Cemetery Headstone Transcription & Scanning


If you’ve ever walked through an older cemetery, chances are you’ve seen eroded headstones. Perhaps you’ve even squinted to figure out the names and dates. Losing the information on these older burials is something plaguing cemeteries across the United States, leaving cemetery associations with inaccurate or incomplete records not knowing which plots are taken and by whom.

Digitizing headstones is the solution — and it can save private cemeteries money by figuring out a plan for future plot sales while ensuring the sanctity of family remains.

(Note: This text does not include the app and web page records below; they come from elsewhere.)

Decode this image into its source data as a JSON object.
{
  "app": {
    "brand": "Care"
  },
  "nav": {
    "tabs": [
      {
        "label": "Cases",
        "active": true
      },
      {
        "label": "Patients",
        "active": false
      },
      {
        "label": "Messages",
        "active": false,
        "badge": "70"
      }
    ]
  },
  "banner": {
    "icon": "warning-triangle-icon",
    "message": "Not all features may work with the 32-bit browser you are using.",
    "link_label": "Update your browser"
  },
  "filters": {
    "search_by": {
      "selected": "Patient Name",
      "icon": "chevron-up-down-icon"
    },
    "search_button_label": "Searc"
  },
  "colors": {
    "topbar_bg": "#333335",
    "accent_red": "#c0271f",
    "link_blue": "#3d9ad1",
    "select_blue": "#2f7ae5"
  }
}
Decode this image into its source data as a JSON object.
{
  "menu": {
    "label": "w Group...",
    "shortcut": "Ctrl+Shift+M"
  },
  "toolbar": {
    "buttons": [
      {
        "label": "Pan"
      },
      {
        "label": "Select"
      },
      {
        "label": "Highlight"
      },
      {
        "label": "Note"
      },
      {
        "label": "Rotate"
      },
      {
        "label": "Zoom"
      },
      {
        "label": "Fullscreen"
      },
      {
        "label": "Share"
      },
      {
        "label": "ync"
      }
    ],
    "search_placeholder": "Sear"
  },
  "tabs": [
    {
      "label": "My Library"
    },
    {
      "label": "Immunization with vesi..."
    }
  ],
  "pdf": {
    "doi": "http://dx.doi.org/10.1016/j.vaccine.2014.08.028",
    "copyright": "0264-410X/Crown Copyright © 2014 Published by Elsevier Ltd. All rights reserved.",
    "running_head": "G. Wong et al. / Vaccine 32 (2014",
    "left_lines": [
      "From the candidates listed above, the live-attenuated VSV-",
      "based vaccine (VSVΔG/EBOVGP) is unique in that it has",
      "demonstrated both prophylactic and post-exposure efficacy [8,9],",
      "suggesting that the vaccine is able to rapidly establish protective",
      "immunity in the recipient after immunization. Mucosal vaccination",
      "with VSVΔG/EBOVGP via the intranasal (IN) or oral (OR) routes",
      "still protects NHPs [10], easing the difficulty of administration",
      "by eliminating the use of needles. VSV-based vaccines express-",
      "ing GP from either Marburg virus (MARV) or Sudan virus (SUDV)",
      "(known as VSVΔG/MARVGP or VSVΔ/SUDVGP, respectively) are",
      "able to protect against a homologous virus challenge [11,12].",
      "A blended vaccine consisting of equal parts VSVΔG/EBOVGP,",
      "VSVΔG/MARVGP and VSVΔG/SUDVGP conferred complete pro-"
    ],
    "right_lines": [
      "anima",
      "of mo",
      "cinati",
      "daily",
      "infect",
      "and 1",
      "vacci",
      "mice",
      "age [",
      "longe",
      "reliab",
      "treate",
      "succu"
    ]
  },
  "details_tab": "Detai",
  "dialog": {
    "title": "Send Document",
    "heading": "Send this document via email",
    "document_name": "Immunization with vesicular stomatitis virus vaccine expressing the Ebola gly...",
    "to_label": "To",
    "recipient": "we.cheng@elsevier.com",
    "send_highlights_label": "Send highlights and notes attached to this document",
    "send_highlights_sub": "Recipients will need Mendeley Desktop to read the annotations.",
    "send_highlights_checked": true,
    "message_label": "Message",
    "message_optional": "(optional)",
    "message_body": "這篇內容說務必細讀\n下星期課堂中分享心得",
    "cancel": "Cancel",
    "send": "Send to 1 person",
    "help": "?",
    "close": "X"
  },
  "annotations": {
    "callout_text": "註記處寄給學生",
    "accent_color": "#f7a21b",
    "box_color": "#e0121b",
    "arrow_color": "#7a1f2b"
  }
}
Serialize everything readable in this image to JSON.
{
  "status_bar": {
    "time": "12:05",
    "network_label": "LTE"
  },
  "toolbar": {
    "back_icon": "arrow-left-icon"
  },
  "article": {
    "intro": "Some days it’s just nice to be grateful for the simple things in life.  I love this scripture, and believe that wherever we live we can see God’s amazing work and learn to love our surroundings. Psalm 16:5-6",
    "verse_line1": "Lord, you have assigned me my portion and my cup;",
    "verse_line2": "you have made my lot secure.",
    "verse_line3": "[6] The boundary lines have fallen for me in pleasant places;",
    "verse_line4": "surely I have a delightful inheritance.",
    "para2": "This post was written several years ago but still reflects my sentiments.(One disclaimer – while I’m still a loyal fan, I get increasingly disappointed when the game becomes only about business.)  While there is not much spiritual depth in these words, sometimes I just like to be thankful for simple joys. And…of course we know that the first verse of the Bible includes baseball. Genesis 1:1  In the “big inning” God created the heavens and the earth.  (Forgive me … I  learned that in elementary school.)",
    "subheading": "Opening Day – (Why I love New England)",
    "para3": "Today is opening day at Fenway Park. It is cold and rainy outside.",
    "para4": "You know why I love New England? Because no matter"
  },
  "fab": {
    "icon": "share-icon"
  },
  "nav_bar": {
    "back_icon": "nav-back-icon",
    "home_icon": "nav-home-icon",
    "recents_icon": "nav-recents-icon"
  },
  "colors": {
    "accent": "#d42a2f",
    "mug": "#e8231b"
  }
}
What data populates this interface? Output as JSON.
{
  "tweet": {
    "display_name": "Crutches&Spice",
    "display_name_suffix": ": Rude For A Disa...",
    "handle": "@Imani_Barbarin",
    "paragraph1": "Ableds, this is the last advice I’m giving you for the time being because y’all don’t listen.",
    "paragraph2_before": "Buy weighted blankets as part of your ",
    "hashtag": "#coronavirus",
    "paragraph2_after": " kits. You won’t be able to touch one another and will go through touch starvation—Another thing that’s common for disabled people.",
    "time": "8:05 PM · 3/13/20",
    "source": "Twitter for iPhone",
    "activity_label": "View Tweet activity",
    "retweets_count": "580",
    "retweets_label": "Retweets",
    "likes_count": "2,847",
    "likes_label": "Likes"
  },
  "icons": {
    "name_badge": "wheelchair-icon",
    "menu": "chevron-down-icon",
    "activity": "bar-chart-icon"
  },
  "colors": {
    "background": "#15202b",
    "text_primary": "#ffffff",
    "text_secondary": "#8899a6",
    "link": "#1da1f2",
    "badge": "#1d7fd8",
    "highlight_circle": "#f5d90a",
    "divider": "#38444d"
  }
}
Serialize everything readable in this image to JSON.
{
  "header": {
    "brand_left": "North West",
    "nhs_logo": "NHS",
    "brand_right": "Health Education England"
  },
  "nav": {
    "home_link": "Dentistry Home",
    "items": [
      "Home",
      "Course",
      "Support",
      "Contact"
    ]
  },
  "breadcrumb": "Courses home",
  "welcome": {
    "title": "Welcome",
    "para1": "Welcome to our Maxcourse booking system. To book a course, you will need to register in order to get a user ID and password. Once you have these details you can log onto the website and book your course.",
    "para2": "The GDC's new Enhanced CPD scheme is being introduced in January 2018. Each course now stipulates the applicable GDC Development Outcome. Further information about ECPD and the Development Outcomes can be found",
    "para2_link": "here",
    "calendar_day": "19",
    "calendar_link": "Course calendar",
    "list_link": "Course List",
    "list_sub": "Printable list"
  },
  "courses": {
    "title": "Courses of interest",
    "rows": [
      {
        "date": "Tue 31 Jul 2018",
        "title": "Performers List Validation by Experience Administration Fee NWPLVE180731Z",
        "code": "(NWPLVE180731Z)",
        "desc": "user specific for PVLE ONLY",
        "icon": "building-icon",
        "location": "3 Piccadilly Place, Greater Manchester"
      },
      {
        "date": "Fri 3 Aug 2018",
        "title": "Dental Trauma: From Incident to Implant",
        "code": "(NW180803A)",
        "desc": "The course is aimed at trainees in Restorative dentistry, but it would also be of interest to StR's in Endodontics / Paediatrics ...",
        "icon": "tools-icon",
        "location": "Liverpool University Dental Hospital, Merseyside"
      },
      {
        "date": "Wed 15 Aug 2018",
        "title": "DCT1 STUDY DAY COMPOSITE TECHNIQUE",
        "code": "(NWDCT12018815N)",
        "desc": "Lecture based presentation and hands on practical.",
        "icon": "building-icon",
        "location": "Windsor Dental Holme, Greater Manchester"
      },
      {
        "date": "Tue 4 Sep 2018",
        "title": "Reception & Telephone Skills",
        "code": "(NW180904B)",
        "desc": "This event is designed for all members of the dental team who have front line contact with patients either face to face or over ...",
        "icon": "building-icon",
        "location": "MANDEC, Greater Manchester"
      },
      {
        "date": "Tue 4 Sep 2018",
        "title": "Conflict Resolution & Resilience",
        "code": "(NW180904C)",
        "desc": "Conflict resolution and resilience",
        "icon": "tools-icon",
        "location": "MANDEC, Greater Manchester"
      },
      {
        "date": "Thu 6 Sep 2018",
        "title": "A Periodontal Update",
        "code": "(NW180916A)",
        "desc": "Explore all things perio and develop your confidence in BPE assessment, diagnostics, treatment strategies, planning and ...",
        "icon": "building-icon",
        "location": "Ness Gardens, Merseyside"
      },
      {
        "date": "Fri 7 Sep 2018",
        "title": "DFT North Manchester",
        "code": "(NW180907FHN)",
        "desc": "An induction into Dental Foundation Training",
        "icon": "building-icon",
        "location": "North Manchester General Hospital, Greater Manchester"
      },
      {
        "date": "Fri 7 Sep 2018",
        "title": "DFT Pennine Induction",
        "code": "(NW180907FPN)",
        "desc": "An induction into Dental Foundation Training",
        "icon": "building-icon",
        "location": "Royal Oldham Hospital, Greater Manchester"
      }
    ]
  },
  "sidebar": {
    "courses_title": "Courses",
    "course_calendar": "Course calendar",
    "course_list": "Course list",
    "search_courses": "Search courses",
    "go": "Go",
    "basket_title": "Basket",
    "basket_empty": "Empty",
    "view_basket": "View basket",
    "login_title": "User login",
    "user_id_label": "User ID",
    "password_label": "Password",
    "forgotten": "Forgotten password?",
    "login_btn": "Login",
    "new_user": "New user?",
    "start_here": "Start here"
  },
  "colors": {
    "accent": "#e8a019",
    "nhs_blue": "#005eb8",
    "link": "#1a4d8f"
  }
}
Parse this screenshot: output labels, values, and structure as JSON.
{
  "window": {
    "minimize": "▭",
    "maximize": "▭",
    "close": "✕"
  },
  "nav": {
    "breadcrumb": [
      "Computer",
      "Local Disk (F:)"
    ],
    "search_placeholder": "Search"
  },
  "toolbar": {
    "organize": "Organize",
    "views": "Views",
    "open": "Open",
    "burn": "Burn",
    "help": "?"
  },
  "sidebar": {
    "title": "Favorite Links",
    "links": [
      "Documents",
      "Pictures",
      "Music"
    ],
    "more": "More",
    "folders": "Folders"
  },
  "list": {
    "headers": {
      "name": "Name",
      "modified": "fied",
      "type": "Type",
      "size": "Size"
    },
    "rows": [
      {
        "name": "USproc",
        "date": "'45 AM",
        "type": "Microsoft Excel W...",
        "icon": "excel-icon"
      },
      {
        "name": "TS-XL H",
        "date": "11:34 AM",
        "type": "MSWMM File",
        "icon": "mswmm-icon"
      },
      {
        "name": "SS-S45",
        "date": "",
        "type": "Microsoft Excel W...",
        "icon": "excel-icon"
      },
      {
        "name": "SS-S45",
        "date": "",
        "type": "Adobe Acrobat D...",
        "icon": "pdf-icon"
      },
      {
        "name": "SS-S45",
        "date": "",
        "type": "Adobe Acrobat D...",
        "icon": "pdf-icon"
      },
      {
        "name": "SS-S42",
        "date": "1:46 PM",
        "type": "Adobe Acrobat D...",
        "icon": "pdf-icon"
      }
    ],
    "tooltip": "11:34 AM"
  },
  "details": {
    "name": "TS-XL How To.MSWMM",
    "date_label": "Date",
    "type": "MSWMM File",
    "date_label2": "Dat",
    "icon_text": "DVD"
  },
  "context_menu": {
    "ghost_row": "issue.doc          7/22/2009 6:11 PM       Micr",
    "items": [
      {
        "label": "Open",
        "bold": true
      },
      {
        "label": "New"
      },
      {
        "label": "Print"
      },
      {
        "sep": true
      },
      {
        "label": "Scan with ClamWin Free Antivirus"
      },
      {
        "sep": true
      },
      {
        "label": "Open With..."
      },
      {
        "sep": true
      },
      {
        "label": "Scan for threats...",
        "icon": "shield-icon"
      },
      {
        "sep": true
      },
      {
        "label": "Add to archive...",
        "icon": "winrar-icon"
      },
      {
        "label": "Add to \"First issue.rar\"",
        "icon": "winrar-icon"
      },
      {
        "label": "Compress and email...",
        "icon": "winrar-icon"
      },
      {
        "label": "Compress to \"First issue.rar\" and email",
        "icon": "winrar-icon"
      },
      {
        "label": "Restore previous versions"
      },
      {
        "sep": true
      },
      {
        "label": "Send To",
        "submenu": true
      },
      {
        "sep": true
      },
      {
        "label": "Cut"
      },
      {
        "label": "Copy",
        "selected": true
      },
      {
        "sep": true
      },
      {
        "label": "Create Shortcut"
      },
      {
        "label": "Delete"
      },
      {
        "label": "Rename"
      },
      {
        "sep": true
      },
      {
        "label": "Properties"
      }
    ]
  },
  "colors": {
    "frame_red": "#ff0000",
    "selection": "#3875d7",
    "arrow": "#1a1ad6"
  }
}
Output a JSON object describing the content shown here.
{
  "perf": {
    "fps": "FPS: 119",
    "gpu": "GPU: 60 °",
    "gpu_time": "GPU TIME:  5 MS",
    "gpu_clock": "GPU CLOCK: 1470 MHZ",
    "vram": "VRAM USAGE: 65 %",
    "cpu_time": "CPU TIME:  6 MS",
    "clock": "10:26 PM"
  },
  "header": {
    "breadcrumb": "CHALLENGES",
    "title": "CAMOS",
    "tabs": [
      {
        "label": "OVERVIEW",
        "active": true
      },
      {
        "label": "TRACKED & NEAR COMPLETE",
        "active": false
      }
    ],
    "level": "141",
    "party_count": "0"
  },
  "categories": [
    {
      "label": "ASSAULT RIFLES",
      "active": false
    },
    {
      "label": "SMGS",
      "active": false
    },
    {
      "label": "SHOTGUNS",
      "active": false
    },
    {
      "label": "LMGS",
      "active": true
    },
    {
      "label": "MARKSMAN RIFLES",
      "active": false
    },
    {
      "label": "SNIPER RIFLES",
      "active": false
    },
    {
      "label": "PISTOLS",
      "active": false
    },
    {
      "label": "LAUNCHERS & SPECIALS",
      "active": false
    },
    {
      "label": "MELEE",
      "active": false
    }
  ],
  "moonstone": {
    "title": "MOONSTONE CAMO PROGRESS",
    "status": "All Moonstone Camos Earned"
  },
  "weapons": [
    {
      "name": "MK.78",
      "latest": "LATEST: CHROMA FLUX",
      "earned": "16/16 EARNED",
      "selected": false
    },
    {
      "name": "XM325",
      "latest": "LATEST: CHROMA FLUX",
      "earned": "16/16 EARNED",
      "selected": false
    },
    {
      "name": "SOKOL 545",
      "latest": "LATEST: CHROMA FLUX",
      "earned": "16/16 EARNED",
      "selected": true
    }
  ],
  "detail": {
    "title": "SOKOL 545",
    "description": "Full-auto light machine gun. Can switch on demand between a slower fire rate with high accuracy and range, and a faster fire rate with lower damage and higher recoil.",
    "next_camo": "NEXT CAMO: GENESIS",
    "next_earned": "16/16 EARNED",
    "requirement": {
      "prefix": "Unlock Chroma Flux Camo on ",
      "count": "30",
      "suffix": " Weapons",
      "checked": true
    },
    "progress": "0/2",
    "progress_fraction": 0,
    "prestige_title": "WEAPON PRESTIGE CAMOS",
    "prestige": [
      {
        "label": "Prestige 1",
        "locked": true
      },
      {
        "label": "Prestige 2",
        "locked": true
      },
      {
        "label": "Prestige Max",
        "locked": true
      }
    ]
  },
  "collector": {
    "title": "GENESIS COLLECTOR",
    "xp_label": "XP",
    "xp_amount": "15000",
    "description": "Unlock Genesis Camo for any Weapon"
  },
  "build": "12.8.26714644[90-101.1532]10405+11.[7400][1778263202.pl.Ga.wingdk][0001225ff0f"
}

Most of the gravestones over the past few centuries were made with marble, slate or granite, or whatever the locally sourced rock was. In several areas in the Midwest, this includes limestone. It turns out marble and limestone are not great at withstanding weathering because they include calcite. Calcite is especially prone to chemical weathering, such as acid rain from factory pollution.

This is why old headstones from the 1800s and earlier are often barely legible, and need to be preserved digitally before they are lost forever.

WOOD Inspection Services can help preserve all the headstones in your cemetery with headstone scanning. We photograph the headstones in your cemetery before they deteriorate, then transcribe and inventory every plot. Headstone information can be easily uploaded into a cemetery mapping system or online service such as Find a Grave or Billion Graves.

Headstone transcription coupled with our ground-penetrating radar (GPR) services will give your cemetery the advantage of knowing exactly which plots are taken, which can be sold, and how to direct your visitors on finding the exact headstone they are looking for.